There’s a sensuality infused in every frame of Luca Guadagnino’s newest film, which is much welcomed. The three leads have incredible chemistry that transcends typical romance, extending even into the tennis scenes. These scenes are astounding, with Guadagnino executing shots I thought were impossible, bringing a kinetic energy to the film. Additionally, the film is genuinely funny in a way that few studio films are. Topped off with an incredible score by Trent Reznor and Atticus Ross, we have a true cinematic treat.

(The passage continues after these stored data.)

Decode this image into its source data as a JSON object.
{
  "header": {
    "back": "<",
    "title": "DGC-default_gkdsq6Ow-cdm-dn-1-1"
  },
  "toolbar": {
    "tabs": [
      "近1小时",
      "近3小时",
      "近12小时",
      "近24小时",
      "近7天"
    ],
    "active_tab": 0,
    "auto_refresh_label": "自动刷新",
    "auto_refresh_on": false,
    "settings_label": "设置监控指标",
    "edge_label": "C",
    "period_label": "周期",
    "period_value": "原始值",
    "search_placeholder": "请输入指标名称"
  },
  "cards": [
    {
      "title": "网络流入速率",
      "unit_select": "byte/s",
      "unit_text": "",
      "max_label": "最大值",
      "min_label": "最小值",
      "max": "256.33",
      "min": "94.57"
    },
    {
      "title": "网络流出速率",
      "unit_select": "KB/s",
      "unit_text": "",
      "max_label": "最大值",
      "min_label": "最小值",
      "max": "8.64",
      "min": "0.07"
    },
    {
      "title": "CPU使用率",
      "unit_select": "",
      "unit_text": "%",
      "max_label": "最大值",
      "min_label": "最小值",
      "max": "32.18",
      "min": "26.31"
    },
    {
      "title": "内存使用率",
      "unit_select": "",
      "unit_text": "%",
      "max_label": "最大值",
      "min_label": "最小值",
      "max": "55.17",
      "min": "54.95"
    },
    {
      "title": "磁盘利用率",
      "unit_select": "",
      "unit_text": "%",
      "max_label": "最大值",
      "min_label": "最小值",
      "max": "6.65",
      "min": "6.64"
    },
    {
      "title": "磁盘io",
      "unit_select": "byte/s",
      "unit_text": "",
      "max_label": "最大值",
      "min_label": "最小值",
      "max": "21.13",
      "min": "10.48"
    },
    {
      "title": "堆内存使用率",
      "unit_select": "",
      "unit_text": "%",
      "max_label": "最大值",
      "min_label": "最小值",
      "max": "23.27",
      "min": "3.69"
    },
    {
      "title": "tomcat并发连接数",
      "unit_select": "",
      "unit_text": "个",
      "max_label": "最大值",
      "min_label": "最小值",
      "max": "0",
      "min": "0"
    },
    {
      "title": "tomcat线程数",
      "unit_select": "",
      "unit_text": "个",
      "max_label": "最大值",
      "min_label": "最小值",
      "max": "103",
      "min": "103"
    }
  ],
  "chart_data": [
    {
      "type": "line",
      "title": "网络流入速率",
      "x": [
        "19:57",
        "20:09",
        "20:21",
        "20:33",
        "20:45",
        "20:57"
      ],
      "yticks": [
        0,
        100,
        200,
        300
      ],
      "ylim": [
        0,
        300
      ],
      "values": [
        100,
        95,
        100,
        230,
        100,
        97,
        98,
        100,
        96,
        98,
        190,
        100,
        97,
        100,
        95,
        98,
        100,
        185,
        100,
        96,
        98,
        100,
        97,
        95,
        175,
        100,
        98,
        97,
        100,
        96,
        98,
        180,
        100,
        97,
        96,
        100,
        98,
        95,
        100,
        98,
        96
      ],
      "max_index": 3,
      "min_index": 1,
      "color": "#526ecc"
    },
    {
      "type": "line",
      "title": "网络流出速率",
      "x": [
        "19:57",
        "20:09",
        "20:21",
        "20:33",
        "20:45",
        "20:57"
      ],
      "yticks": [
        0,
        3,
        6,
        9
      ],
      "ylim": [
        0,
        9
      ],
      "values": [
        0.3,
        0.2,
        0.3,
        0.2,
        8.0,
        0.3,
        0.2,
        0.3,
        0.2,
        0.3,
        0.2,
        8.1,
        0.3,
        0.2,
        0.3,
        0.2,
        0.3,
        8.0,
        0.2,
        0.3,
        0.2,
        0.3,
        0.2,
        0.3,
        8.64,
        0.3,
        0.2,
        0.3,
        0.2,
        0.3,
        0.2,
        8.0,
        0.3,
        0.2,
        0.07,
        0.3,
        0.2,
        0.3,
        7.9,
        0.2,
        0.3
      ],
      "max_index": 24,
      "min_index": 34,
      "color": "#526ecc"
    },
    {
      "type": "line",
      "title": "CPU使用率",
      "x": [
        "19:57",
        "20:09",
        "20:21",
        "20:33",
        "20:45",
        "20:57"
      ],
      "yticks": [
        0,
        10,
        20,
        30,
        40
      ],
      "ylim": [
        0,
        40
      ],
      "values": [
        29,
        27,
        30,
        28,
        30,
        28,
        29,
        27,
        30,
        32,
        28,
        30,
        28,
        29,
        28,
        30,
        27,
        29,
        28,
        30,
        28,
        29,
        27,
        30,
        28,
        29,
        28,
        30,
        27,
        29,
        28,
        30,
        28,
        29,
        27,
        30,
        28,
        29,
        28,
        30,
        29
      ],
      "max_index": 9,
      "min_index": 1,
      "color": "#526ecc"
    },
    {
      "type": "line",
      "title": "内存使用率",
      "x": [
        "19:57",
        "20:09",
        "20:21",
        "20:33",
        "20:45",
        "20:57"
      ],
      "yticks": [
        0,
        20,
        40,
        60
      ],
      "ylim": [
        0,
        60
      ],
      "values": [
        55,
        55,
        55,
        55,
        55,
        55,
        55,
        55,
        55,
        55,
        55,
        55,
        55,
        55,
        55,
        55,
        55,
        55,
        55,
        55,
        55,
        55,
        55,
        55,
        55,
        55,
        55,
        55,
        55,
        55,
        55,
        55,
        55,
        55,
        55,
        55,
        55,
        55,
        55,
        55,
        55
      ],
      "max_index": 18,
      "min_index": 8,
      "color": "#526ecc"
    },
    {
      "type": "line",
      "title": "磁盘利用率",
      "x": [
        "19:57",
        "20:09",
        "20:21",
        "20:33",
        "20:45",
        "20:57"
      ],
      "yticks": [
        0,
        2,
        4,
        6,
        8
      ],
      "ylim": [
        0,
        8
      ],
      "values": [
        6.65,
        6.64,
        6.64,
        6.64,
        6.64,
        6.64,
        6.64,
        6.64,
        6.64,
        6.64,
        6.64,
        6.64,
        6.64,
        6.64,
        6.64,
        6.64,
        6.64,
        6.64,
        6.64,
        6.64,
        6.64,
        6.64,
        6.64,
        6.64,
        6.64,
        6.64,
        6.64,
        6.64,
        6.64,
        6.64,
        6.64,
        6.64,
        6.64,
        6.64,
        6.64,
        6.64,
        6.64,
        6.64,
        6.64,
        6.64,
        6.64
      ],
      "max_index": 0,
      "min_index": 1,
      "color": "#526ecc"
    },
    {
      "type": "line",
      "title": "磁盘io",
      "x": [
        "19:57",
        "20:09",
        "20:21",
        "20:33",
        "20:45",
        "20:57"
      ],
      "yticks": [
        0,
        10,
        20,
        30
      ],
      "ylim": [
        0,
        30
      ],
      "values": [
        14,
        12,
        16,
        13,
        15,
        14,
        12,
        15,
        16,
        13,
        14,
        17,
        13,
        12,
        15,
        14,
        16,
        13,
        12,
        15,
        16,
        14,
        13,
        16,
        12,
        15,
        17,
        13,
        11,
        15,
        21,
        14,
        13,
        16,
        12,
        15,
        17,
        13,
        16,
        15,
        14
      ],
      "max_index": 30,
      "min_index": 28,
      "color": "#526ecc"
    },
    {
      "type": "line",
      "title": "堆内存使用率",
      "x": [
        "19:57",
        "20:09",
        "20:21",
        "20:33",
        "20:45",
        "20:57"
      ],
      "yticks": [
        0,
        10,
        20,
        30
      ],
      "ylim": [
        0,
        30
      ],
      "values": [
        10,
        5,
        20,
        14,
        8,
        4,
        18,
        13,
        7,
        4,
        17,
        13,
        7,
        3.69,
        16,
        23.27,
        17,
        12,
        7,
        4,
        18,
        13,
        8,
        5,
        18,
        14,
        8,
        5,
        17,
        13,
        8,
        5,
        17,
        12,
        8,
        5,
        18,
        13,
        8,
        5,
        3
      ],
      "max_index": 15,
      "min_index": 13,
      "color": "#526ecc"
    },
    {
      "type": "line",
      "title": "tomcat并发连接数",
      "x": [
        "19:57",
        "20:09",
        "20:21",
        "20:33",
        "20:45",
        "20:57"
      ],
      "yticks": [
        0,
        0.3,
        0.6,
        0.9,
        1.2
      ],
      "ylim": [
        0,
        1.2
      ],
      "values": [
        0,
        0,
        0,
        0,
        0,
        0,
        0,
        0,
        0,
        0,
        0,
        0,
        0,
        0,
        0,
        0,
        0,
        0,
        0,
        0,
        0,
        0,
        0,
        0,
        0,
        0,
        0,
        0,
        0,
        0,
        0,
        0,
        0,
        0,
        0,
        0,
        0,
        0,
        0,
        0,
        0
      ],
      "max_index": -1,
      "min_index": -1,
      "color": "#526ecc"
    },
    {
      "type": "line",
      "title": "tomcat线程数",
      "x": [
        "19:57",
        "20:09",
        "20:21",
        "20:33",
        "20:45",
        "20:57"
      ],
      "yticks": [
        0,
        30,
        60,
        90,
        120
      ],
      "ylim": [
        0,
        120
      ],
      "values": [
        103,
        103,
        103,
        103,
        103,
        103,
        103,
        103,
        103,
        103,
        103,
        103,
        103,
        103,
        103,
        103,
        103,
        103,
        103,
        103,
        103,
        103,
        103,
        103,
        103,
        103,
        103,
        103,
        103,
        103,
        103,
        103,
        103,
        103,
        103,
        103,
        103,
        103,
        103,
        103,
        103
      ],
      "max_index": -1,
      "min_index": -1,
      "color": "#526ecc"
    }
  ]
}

“Kingdom of the Planet of the Apes”
Generations after Caesar’s death, a new era begins in the fight for prosperity between apes and humans.
Following up the triumph of the previous “Planet of the Apes” trilogy was always going to be a tough job, and “Kingdom” sort of succeeds. It establishes its own identity with engaging characters and tone. However, it drags at points, making a noble attempt to showcase more of the world but not quite getting there. Structurally, it sometimes feels like a repeat of the previous film, “War.” Despite this, the film shines when it really gets going, thanks to the talented cast, particularly Peter Macon and Kevin Durand. It also explores the human and ape dynamic in a more interesting and uncertain way than previous films, offering a fresh angle for future installments. As a start, it’s worthwhile.


June 7
“Bad Boys: Ride or Die”
“The Watchers”
“Hit Man” (Netflix)

June 14
“Inside Out 2”

June 21
“The Bikeriders”
“Janet Planet”
“Kinds of Kindness” (Limited)
“Thelma” (Limited)
“Trigger Warning” (Netflix)

June 28
“Horizon: An American Saga – Chapter One”
“A Quiet Place: Day One”
“A Royal Affair” (Netflix)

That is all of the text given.